In contrast the European Electric Vehicle car sales increased around 90% during January-April 2020 compared to last year. It is likely that the governments will respond to the pandemic by increasing subsidies and incentives for EVs to meet emission targets, boost economic growth and generate more jobs.
Other winners in the crisis are the two-wheelers. Classic usage of bikes, scooters and motorbikes are growing significantly. Micromobility globally has been initially severely impacted by COVID-19 with lockdowns resulting in reduced ridership. The road to recovery is a tough one, but Counterpoint believes micromobility will be the biggest beneficiary from COVID-19 among all forms of shared mobility. Citizens and governments in many cities are becoming increasingly aware of the benefits of micromobility, and companies should prepare for coming opportunities.
But what is most interesting is the development of ride sharing services such as car sharing or ride pooling. Post-COVID-19, the global ride sharing market size is projected to grow at a Y-O-Y growth of 55.6% from 2020 to 2021. The major drivers of this market include the growing need for personal mobility in the wake of rising urbanization and fall in car ownership. Also, growing internet and smartphone penetration and stringent CO2 reduction targets are leading to the high growth of the ride sharing market. In the past few years, car sharing has gained popularity due to several positive factors such as reduced travel costs, traffic congestion, and emissions. However, with the impact of COVID-19, the car sharing market is estimated to lose its share by 50–60% during 2020, says MarketsandMarkets™. Furthermore, by 2021, it will re-establish itself, gaining an increased share of 70–80% because of new strategies like providing partitions to keep the distance between driver and passenger, equipping the vehicle with sanitizers.
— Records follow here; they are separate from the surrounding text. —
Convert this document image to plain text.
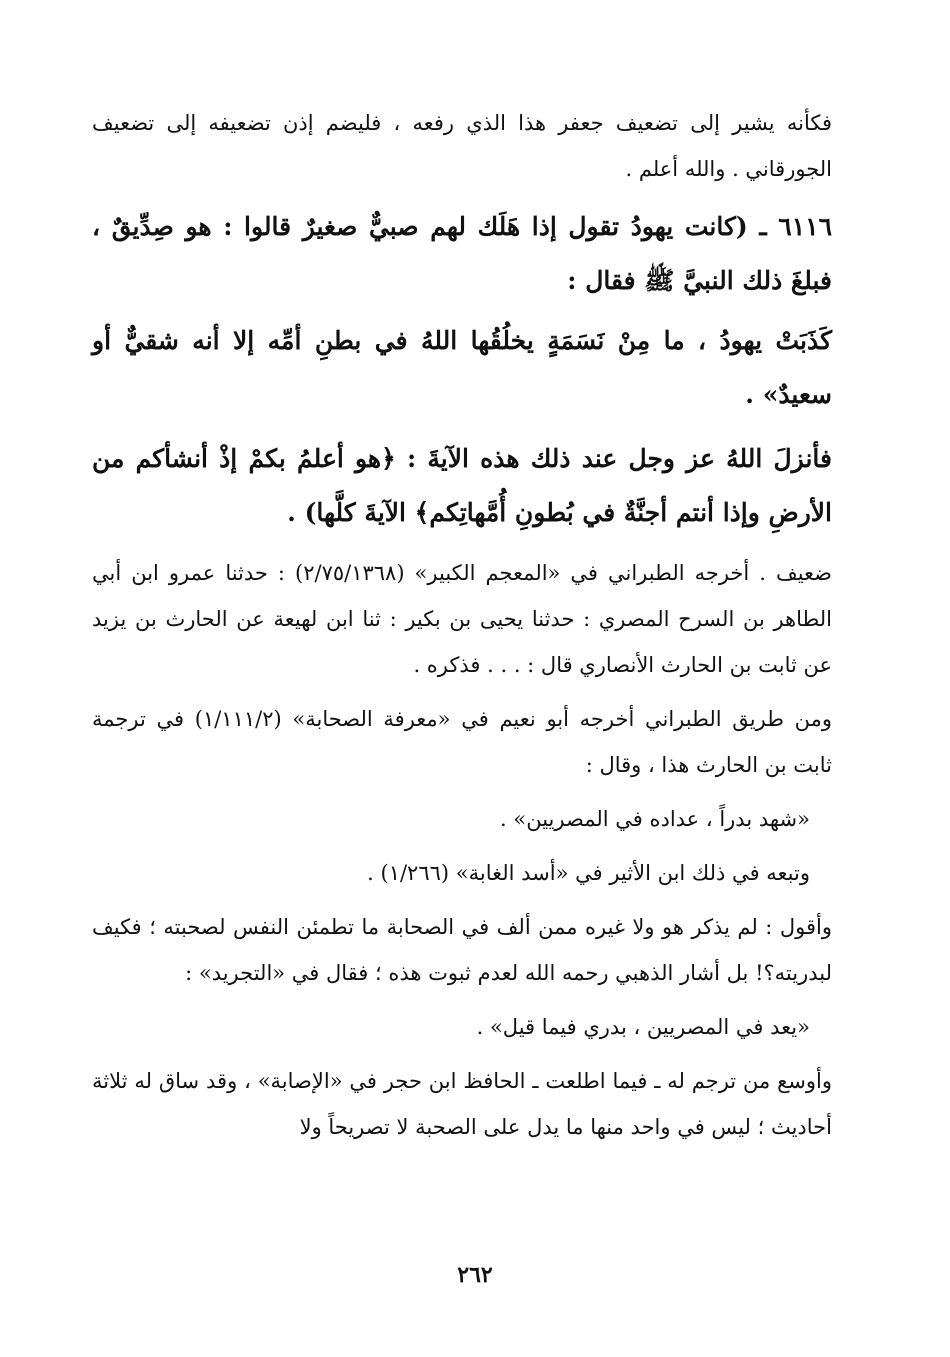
فكأنه يشير إلى تضعيف جعفر هذا الذي رفعه ، فليضم إذن تضعيفه إلى تضعيف الجورقاني . والله أعلم .

٦١١٦ ـ (كانت يهودُ تقول إذا هَلَك لهم صبيٌّ صغيرٌ قالوا : هو صِدِّيقٌ ، فبلغَ ذلك النبيَّ ﷺ فقال :

كَذَبَتْ يهودُ ، ما مِنْ نَسَمَةٍ يخلُقُها اللهُ في بطنِ أمِّه إلا أنه شقيٌّ أو سعيدٌ» .

فأنزلَ اللهُ عز وجل عند ذلك هذه الآيةَ : ﴿هو أعلمُ بكمْ إذْ أنشأكم من الأرضِ وإذا أنتم أجنَّةٌ في بُطونِ أُمَّهاتِكم﴾ الآيةَ كلَّها) .

ضعيف . أخرجه الطبراني في «المعجم الكبير» (٢/٧٥/١٣٦٨) : حدثنا عمرو ابن أبي الطاهر بن السرح المصري : حدثنا يحيى بن بكير : ثنا ابن لهيعة عن الحارث بن يزيد عن ثابت بن الحارث الأنصاري قال : . . . فذكره .

ومن طريق الطبراني أخرجه أبو نعيم في «معرفة الصحابة» (١/١١١/٢) في ترجمة ثابت بن الحارث هذا ، وقال :

«شهد بدراً ، عداده في المصريين» .

وتبعه في ذلك ابن الأثير في «أسد الغابة» (١/٢٦٦) .

وأقول : لم يذكر هو ولا غيره ممن ألف في الصحابة ما تطمئن النفس لصحبته ؛ فكيف لبدريته؟! بل أشار الذهبي رحمه الله لعدم ثبوت هذه ؛ فقال في «التجريد» :

«يعد في المصريين ، بدري فيما قيل» .

وأوسع من ترجم له ـ فيما اطلعت ـ الحافظ ابن حجر في «الإصابة» ، وقد ساق له ثلاثة أحاديث ؛ ليس في واحد منها ما يدل على الصحبة لا تصريحاً ولا

٢٦٢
Already right at the start of the global crisis, our ride pooling service Cool has made its shared trips safer for its driver and passengers, with the installation of a Perspex screen between drivers and riders as well as a physical partition between seats. The company is also limiting the maximum number of riders per vehicle. With all the efforts put into place we are very happy to see that ridership is already up again to the levels we have seen in February, before the crisis started.
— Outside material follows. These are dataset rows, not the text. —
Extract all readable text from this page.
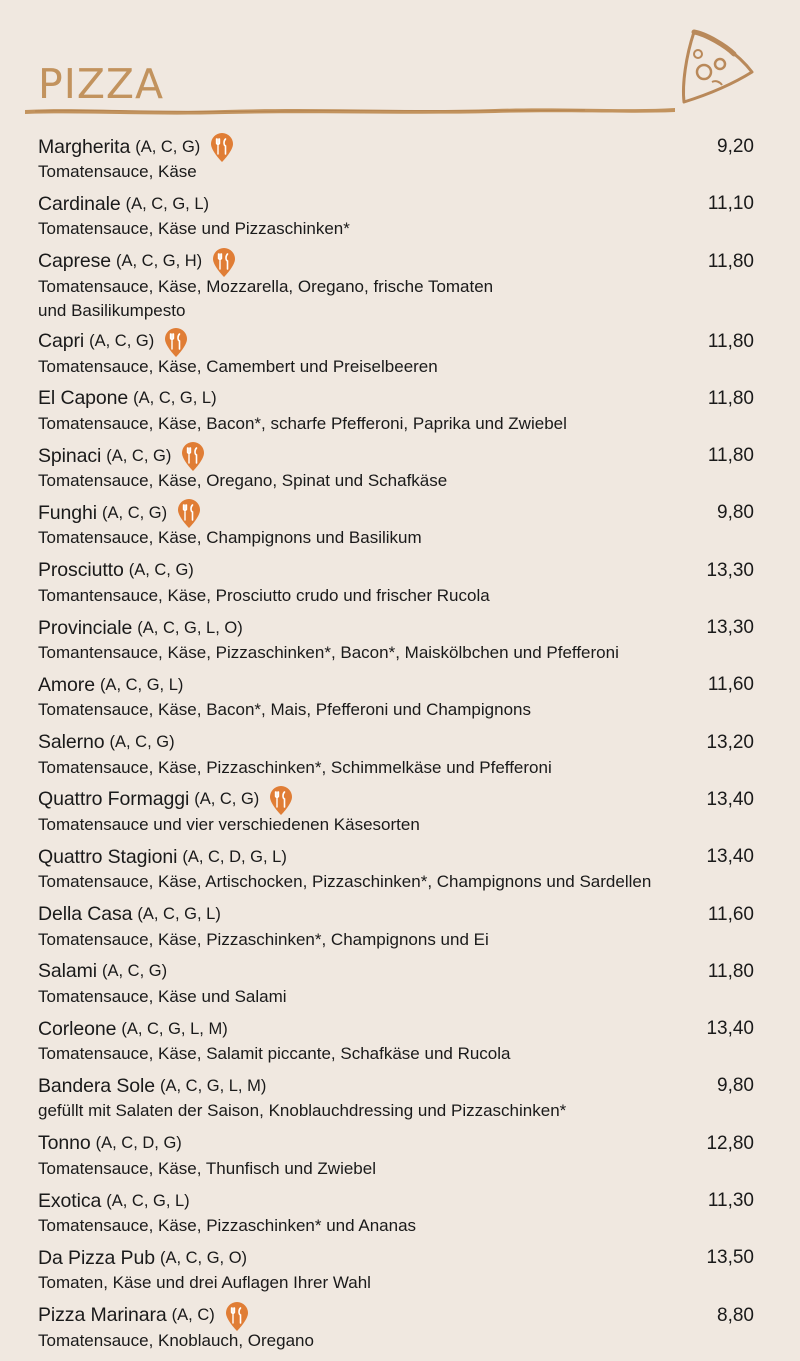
PIZZA
Margherita (A, C, G)	9,20
Tomatensauce, Käse
Cardinale (A, C, G, L)	11,10
Tomatensauce, Käse und Pizzaschinken*
Caprese (A, C, G, H)	11,80
Tomatensauce, Käse, Mozzarella, Oregano, frische Tomaten
und Basilikumpesto
Capri (A, C, G)	11,80
Tomatensauce, Käse, Camembert und Preiselbeeren
El Capone (A, C, G, L)	11,80
Tomatensauce, Käse, Bacon*, scharfe Pfefferoni, Paprika und Zwiebel
Spinaci (A, C, G)	11,80
Tomatensauce, Käse, Oregano, Spinat und Schafkäse
Funghi (A, C, G)	9,80
Tomatensauce, Käse, Champignons und Basilikum
Prosciutto (A, C, G)	13,30
Tomantensauce, Käse, Prosciutto crudo und frischer Rucola
Provinciale (A, C, G, L, O)	13,30
Tomantensauce, Käse, Pizzaschinken*, Bacon*, Maiskölbchen und Pfefferoni
Amore (A, C, G, L)	11,60
Tomatensauce, Käse, Bacon*, Mais, Pfefferoni und Champignons
Salerno (A, C, G)	13,20
Tomatensauce, Käse, Pizzaschinken*, Schimmelkäse und Pfefferoni
Quattro Formaggi (A, C, G)	13,40
Tomatensauce und vier verschiedenen Käsesorten
Quattro Stagioni (A, C, D, G, L)	13,40
Tomatensauce, Käse, Artischocken, Pizzaschinken*, Champignons und Sardellen
Della Casa (A, C, G, L)	11,60
Tomatensauce, Käse, Pizzaschinken*, Champignons und Ei
Salami (A, C, G)	11,80
Tomatensauce, Käse und Salami
Corleone (A, C, G, L, M)	13,40
Tomatensauce, Käse, Salamit piccante, Schafkäse und Rucola
Bandera Sole (A, C, G, L, M)	9,80
gefüllt mit Salaten der Saison, Knoblauchdressing und Pizzaschinken*
Tonno (A, C, D, G)	12,80
Tomatensauce, Käse, Thunfisch und Zwiebel
Exotica (A, C, G, L)	11,30
Tomatensauce, Käse, Pizzaschinken* und Ananas
Da Pizza Pub (A, C, G, O)	13,50
Tomaten, Käse und drei Auflagen Ihrer Wahl
Pizza Marinara (A, C)	8,80
Tomatensauce, Knoblauch, Oregano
And the last note: Experiencing Malta with much less pollution of cars is a treat and a noticeable difference for everyone. Shared mobility contributes to a cleaner environment. This is our chance to change our habits and contribute to the largest ever global air pollution experiment. Data collected by Cool in its first year of operations shows that its high rate of sharing can reduce traffic in Malta by 15% to 30%. In its first year of service introduction, Cool has saved Malta’s infrastructure from over 450,000 vehicle kilometres that would have otherwise been travelled by single occupancy vehicles. This has resulted in a reduction of 100,000 kg of CO2 from being dispersed in the environment.
To sum it up: yes, some of the outlooks and scenarios are looking in general rather gloomy – but if we look closer at our industry it is most important to collaborate, be disciplined and seize the opportunity to use these challenging times as an opportunity to update old systems, replace processes which are no longer functioning and contribute actively to a sustainable future.